The Workmen's Compensation Law in many states provides that employment to be casual must be both casual and not in the usual course of the business of the employer. Our statute does not require the second feature.
In other words, as expressed in Orr v. Boise Cold Storage Co., 52 Idaho 151, at page 155, 12 P.2d 270, the employment may be in or out of the regular course of business, but the determinative test is whether it is casual. Likewise, it is the employment and not the employee which governs. Flynn v. Carson, 42 Idaho 141, at page 151, 243 P. 818.
We carefully considered such difference in our statute in Flynn v. Carson, supra, and this feature has been considered and given effect in all subsequent cases where we have considered casual employment.
The test under our statute as applicable herein, is stated with complete clarity in Rabideau v. Cramer, 59 Idaho 154, at page 158, 81 P.2d 403, at page 405, thus: "* * *, the employment was uncertain, occasional, at irregular intervals, without regularity, and for a limited and temporary purpose," and concluded in was casual.
A representative of one retail yard testified it was their custom to mill lumber when requested by a customer, but he did not know whether that was the custom generally in other yards. Even if it were, the evidence is conclusive that appellant was not conducting a lumber yard, as such, on April 15.
Tested by the above criterion, which has been followed without deviation by this court, this employment was incidental, only occasional, without regularity and for a limited and temporary purpose and was at less than irregular intervals, because it had not occurred before and there was no apparent likelihood it would occur again; that is, that appellant would engage in such activities aside from the partnership prospectively being formed. Dillard v. Jones, 58 Idaho 273, at page 279, 72 P.2d 705; Dawson v. Joe Chester Artificial Limb Co., 62 Idaho 508, at page 510, 112 P.2d 494; Ross v. Reynolds, 64 Idaho, 87, at page 88, 127 P.2d 775; Bigley v. Smith, 64 Idaho 185, 129 P.2d 658, Schindler v.

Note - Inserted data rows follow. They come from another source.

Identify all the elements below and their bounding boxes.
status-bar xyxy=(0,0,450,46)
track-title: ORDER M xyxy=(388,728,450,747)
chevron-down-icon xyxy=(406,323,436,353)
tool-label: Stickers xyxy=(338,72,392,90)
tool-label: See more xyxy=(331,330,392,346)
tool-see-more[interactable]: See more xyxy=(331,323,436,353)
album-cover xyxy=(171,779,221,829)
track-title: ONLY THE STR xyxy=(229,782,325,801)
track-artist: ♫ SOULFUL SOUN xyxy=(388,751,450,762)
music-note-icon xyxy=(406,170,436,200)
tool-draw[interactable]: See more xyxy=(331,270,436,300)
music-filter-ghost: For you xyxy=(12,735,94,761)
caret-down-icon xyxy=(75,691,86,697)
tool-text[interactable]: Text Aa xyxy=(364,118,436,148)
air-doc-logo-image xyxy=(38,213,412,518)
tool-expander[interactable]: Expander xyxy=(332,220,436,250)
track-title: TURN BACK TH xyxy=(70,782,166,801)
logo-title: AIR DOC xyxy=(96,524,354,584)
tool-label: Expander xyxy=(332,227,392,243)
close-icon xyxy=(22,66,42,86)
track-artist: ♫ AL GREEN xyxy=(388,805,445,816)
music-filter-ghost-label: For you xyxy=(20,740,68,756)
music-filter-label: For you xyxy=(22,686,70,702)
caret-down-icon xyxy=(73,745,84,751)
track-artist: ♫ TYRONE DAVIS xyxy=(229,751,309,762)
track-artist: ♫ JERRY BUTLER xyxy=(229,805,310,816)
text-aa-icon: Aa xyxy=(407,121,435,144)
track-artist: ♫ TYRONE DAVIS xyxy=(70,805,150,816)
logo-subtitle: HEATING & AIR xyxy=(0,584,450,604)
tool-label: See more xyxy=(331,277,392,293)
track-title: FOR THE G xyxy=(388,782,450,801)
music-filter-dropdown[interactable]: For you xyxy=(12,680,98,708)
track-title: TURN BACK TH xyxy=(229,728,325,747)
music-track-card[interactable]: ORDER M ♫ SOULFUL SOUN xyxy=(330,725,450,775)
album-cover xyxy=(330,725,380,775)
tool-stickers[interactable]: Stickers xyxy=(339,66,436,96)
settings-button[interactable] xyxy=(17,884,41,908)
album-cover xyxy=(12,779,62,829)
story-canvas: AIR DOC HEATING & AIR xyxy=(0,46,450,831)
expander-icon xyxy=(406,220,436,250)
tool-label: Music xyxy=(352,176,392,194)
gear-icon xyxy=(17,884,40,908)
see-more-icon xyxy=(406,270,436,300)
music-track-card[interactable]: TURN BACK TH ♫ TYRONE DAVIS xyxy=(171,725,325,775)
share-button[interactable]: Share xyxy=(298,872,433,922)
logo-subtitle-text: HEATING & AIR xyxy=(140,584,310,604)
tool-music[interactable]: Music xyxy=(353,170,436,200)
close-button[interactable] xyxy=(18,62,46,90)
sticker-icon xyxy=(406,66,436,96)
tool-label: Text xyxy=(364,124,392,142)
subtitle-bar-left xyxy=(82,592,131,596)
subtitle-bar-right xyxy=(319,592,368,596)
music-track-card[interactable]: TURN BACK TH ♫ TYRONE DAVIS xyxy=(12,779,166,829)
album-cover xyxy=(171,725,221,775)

McFee, 69 Idaho 436, 207 P.2d 1158.
While each case is to be decided upon the facts of that particular case, insofar as possible, we must be consistent in our application of the law to the facts and to be consistent, we are constrained to hold that under the test as heretofore uniformly announced and adhered to, this employment was casual.
The order of the Board awarding compensation is, therefore, reversed and the proceedings ordered dismissed.
HOLDEN, C.J., and PORTER, TAYLOR and KEETON, JJ., concur.